Autonomous vehicles primarily rely on cameras, LIDAR, and RADAR to detect visible objects. However, these sensors face limitations in obstructed urban settings, where narrow streets, parked cars, and buildings block line-of-sight. Critically, they may fail to detect approaching emergency vehicles or hidden road users in time.

With Acoustic perception, we enable vehicles to detect and locate sounds like sirens, horns, and tire, engine noise that is generated by other traffic participants and emergency vehicles. Our solution operates beyond line-of-sight and enhances safety and situational awareness for self-driving systems.

Approach

We strategically place 32 microphones on the car such that there are 8 microphones along each side. This arrangement ensures $360^o$ spatial coverage around the vehicle and offers several benefits: it provides uniform beamforming resolution in all directions, avoids occlusion of LiDAR measurements, and positions the camera centrally within the array.

Built on ROS & Autoware, our setup simultaneously records data from LiDAR, camera, and microphone array. We ensure that the collected data is temporally and spatially synchronized. We test the synchronicity of this data using a traditional Delay-and-Sum beamforming algorithm to estimate the direction of latent traffic noise. This beamforming algorithm detects sound pressure in an arbitrarily chosen circular grid around the car.
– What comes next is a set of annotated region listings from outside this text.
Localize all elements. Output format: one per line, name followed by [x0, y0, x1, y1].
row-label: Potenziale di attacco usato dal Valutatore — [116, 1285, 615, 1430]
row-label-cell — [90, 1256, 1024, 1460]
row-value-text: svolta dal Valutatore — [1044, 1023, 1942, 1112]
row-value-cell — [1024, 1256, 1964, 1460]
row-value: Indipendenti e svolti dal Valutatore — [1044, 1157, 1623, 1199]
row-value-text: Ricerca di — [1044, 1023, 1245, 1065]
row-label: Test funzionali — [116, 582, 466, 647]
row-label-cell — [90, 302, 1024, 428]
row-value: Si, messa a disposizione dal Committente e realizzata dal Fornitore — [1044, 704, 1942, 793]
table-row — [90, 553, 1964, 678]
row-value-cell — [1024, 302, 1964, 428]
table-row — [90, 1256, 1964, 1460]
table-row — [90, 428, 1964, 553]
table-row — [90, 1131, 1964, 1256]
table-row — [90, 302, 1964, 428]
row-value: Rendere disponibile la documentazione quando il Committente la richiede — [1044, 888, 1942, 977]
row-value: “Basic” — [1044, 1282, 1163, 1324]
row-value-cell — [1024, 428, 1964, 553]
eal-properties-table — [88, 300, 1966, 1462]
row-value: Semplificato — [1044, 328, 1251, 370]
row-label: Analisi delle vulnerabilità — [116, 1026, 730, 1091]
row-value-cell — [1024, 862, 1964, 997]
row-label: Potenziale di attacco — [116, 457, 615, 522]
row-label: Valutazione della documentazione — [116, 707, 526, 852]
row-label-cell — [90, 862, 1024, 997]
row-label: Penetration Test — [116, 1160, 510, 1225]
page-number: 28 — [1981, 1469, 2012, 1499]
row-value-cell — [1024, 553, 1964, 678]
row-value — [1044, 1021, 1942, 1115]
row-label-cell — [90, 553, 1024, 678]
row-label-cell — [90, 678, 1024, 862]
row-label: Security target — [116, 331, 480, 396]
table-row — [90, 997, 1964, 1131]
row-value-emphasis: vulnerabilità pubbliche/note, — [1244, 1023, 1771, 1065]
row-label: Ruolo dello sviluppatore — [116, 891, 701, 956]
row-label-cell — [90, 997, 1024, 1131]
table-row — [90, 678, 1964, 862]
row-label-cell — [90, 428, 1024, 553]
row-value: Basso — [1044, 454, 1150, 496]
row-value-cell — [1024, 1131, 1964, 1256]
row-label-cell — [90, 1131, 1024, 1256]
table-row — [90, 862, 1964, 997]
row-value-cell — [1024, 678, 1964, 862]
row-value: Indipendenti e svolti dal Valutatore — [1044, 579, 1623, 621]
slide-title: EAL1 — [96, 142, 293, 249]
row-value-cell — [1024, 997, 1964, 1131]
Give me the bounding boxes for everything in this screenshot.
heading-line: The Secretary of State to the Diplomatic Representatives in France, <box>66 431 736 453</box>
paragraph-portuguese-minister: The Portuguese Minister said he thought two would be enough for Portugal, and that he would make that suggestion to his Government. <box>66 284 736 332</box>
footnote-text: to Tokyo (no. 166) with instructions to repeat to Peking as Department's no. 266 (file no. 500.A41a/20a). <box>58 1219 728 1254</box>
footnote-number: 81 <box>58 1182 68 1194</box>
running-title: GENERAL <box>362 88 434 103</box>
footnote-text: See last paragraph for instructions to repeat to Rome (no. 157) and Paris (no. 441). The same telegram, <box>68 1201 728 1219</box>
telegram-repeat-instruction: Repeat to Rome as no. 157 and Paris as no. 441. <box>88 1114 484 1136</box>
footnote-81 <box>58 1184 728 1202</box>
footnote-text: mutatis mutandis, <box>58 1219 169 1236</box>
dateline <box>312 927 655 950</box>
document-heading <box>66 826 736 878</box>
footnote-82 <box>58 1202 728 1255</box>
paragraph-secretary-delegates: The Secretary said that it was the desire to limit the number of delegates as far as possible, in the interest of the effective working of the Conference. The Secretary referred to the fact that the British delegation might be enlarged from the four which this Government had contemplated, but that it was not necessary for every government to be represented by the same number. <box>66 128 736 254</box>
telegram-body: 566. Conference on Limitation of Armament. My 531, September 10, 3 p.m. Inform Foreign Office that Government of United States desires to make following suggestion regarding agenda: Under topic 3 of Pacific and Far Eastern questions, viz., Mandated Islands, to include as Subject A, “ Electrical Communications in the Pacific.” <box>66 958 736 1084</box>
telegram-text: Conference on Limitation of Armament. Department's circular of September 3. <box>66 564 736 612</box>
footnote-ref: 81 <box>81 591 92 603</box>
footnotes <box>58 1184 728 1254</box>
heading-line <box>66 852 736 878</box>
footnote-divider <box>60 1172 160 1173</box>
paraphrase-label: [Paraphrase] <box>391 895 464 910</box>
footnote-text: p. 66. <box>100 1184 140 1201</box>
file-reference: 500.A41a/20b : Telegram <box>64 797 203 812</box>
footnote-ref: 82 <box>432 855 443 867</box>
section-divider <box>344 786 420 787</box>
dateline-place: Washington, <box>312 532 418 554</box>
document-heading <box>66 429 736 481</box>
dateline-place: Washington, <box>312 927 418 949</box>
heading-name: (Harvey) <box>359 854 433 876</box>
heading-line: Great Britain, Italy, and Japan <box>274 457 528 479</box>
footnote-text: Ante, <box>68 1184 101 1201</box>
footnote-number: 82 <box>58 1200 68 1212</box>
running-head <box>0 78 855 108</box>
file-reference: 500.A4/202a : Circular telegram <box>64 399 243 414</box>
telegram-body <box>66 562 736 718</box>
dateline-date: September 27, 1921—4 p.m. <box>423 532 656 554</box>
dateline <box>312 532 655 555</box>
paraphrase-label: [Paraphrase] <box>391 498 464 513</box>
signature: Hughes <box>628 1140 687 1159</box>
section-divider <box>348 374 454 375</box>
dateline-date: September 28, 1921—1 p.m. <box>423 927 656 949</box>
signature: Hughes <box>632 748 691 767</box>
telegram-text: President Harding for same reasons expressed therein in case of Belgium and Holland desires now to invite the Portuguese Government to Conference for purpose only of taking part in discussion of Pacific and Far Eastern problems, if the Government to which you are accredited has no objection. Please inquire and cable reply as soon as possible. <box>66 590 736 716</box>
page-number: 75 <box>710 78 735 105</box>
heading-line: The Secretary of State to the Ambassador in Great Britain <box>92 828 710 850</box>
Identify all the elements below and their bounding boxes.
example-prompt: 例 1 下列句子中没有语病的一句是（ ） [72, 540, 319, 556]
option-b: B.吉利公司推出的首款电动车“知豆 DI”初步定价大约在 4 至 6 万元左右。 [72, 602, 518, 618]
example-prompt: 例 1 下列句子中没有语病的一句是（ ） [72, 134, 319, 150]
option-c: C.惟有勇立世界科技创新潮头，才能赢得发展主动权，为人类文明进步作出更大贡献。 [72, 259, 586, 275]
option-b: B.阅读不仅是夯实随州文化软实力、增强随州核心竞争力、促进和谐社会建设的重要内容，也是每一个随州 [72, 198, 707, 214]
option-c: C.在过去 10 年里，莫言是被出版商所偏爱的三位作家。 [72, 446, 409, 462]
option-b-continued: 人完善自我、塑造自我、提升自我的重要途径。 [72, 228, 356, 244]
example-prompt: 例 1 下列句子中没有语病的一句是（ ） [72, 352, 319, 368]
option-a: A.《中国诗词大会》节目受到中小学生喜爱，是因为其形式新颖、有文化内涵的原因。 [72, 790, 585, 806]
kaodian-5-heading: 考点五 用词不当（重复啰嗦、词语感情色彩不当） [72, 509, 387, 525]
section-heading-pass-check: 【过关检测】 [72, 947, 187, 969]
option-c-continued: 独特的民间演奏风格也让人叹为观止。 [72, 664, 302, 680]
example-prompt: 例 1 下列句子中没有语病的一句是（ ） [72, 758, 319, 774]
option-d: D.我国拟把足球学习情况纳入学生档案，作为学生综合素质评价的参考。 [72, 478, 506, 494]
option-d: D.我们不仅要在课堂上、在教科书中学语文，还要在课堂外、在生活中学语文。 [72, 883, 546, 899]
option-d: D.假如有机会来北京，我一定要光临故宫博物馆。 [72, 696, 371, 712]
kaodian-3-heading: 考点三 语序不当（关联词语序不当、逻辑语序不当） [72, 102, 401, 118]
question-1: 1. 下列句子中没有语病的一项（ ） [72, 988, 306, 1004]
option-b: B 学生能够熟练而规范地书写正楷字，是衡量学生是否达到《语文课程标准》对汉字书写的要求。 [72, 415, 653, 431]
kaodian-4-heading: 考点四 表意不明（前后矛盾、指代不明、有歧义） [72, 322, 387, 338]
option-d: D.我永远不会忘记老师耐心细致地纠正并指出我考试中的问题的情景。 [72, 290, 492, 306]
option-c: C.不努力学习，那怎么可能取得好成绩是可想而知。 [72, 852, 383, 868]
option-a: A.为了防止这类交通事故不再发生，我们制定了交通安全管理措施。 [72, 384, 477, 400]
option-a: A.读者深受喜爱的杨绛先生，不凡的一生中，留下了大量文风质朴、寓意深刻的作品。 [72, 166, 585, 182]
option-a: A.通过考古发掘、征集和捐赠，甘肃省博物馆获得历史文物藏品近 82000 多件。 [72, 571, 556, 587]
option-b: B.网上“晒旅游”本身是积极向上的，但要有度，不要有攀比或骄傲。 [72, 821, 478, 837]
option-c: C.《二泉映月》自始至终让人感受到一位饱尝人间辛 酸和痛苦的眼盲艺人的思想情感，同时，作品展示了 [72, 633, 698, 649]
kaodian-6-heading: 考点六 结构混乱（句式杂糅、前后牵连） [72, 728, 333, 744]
The videos below show the live performance of the system in the real-world.

(For both videos, only the points where sound pressure is detected are shown. Colour indicates scale of the detected sound pressure)

Dataset

This project highlights the potential of sound as a powerful sensing modality for detecting and localizing traffic participants beyond the visual line-of-sight. When combined with data from conventional sensors, such as LiDAR and cameras, it opens new possibilities for robust perception in autonomous systems.

We created a pipeline that uses LiDAR data to label Microphone array recordings. Specifically, we use the CenterPoint ML model on the LiDAR data to detect and locate objects in a particular scene. These detections can then be used on the recorded audio data for training machine learning models on SELD tasks. Using this automated pipeline, we have recorded a dataset consisting of 35000 data points and creating, to our knowledge, the first automotive dataset combining these three sensor modalities.

Dataset showing LiDAR detections and Beamforming results generated from corresponding raw microphone array data

Placement of 32 microphones around the vehicle for 360° acoustic coverage.